For the first time in a while, equity bears may be looking at an opening. Bulls Wednesday defended nearest support on major US equity indices, but breach risks are rising.
Kudos to the bulls who this year have withstood many a challenge thrown their way – from rising rates to trade tensions to persistent selloff in emerging-market currencies.
In fact, the S&P 500 large cap index andiShares MSCI Emerging Markets (NYSE:EEM) began diverging four months ago, and it has kept widening (Chart 1). For the year, the S&P 500 is up eight percent, versus a decline of 11.5 percent for the ETF. That is a swing of nearly 20 percent in a pair that normally tends to move in tandem – at least directionally.
US stocks pulled off this feat in the face of record corporate buybacks. In 1Q, S&P 500 companies purchased $189.1 billion worth of their own shares. The pace likely continued in 2Q. Flows were o.k., though. Through Tuesday this year, three S&P 500-focused ETF’s – SPY (SPDR S&P 500 ETF (NYSE:SPY)), iShares Core S&P 500 (AX:IVV) and Vanguard S&P 500 (NYSE:VOO) took in $345 million (courtesy of ETF.com). That is it! Invesco QQQ Trust Series 1 (NASDAQ:QQQ) did better, with inflows of $4.8 billion. Ditto with IWM (iShares Russell 2000 ETF) and IJR (iShares core S&P small-cap ETF) that combined gained $4.6 billion. Separately, US-based equity funds (including ETF’s) year-to-date attracted $5.9 billion. These are decent numbers, but nothing out of the ordinary. Through July this year, even FINRA margin debt is only up $10 billion, to $652.8 billion, with $668.9 billion in May a record. In 2017, margin debt jumped $113.4 billion. Concurrently, foreigners have been net-selling US stocks. Through June this year, they sold $35.6 billion worth, versus purchases of $118.9 billion in all of 2017.

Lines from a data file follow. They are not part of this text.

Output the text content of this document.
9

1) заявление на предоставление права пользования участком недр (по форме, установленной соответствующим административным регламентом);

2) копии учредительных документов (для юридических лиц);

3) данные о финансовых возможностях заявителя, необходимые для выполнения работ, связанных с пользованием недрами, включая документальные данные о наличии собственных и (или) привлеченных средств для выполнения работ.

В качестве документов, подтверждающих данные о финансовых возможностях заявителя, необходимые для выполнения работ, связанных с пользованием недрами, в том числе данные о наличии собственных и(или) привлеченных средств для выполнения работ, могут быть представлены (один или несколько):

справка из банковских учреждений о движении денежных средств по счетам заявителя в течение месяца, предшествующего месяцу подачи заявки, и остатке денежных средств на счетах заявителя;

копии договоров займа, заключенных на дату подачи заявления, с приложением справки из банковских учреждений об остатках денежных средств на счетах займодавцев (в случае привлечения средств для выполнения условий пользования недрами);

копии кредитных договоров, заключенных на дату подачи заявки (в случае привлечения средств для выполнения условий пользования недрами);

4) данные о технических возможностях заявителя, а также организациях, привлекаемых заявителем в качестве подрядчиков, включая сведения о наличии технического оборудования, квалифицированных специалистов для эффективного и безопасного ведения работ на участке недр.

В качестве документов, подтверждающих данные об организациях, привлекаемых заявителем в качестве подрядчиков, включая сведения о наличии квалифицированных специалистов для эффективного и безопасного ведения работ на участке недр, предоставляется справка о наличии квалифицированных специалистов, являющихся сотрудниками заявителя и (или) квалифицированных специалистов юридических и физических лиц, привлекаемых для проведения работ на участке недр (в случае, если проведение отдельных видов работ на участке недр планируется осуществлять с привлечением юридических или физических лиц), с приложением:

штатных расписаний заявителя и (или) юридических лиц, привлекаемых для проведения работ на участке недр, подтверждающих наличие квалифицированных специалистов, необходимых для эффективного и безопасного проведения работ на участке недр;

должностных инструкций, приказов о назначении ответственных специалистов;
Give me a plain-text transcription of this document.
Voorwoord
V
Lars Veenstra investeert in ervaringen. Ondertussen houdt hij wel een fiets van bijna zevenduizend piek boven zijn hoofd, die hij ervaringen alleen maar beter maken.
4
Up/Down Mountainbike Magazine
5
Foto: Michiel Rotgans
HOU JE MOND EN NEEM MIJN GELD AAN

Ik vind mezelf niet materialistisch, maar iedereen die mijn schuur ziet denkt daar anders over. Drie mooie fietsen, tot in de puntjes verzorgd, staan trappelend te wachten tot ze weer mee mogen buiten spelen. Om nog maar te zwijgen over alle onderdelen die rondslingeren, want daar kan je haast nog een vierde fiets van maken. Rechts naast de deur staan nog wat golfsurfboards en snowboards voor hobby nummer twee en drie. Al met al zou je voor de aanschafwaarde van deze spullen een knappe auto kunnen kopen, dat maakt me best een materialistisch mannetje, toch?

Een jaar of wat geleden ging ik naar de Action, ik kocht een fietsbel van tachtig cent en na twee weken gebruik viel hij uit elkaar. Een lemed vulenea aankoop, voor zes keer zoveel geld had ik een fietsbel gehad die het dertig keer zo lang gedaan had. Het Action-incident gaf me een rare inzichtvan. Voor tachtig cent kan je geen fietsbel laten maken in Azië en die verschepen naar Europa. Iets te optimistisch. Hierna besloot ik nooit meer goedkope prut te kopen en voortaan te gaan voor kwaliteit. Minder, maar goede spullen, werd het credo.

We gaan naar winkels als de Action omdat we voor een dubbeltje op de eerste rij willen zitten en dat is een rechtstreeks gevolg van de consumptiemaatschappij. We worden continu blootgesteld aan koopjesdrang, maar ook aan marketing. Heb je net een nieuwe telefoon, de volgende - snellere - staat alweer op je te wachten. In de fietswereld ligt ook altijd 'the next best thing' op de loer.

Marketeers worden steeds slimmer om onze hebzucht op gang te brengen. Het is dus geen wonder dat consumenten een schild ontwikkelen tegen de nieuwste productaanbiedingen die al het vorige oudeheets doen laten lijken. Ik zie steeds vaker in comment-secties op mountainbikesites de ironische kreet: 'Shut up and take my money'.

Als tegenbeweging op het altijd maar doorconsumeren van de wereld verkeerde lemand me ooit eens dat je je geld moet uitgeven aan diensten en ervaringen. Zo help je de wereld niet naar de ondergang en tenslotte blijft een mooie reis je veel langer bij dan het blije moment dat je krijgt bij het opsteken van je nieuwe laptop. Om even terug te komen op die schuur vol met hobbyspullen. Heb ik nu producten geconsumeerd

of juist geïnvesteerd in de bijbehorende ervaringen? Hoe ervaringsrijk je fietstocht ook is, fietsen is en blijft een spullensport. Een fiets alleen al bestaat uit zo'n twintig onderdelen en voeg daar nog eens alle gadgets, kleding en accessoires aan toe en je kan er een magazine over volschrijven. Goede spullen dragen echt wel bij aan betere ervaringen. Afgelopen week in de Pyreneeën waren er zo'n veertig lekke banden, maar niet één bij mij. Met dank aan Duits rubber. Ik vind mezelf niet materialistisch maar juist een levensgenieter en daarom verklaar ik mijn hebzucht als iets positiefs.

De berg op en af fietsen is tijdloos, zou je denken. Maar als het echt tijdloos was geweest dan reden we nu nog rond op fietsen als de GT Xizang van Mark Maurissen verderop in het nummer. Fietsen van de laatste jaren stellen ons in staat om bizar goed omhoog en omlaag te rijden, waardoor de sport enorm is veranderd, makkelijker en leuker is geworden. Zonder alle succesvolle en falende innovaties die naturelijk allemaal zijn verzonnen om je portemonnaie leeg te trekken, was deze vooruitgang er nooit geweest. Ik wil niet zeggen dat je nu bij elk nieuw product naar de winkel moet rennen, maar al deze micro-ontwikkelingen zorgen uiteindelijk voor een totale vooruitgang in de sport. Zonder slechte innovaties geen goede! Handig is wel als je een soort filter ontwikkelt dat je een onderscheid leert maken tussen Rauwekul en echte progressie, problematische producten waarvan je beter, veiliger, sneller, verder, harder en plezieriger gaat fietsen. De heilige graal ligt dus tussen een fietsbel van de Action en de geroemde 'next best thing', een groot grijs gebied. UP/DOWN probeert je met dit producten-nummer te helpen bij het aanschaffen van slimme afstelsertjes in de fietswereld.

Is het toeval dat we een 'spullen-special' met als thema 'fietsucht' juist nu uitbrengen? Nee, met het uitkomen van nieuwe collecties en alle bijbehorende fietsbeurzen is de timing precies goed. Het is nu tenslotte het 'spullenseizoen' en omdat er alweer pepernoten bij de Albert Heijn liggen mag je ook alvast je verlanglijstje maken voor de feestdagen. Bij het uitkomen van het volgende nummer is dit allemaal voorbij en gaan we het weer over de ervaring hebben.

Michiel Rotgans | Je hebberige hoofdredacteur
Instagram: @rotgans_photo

The point is, except for buybacks, most sources of funds are mediocre to downright negative. This is kind of reflected in investor sentiment. Leading up to late-January highs in US stocks, sentiment was effusive. Using Investors Intelligence data, the ratio of bulls to bears back then remained at four or above for 17 consecutive weeks (including two readings of 3.95 and 3.99). The S&P 500, the Russell 2000 small cap index and the Nasdaq 100 index, plus several others, have all surpassed January highs, but sentiment is nowhere near (Chart 2). This fact by the way can be spun both ways to suit one’s own bias. Bears view this as longs having spent up all their energy. Bulls on the other hand argue there is more left in the tank. The latter better be right.
Several indices are at an interesting juncture. On the S&P 500 (2888.60), since defending breakout retest at 2800 three weeks ago, the index went on to post a new all-time high of 2916.50 Wednesday last week. That high also tested – unsuccessfully – the upper bound of a seven-month ascending channel (Chart 3). The index has come under slight pressure since. Wednesday, bulls stepped up to defend nearest support at 2870s; back in January, the S&P 500 retreated after hitting 2872.87. A loss of this support opens the door for eventual retest of 2800.
Similar dynamics are in play on the Nasdaq 100 (7523.26). Late January-early February, it suffered a quick double-digit decline (Chart 4). Then there was a similar drop in March. During this, the index printed higher highs and higher lows. The upper end of a channel thus born rejected the Nasdaq 100 late last month. Wednesday, support at 7500 was tested, and held. Right around there lies trend-line support from late April, a loss of which could accelerate move toward 7300.
Over on the Russell 2000 (1727.65), 11 sessions ago it broke out of two-month resistance at 1710-ish. A measured-move target of this breakout lies at 1780s. Last Friday, the index rallied to 1742.09 intraday, before coming under pressure. Bulls are not giving up just yet. Both Tuesday and Wednesday closed in the red, but intraday weakness was bought, resulting in hanging man in both sessions. Wednesday also just about retested the most recent breakout – successfully. But odds favor the bull-bear tug of war eventually goes the latter’s way. The index remains overbought on nearly all time frame, and signs of fatigue are showing up.
On all these three indices, shorter-term averages have begun to at least go flat. The middle line of daily Bollinger bands (20,2) probably ends up deciding the near-term fate. They are yet to get tested in earnest but are nearby – 2866 on the S&P 500, 7481 on the Nasdaq 100 and 1709 on the Russell 2000. Selling will gain momentum once this support gives way.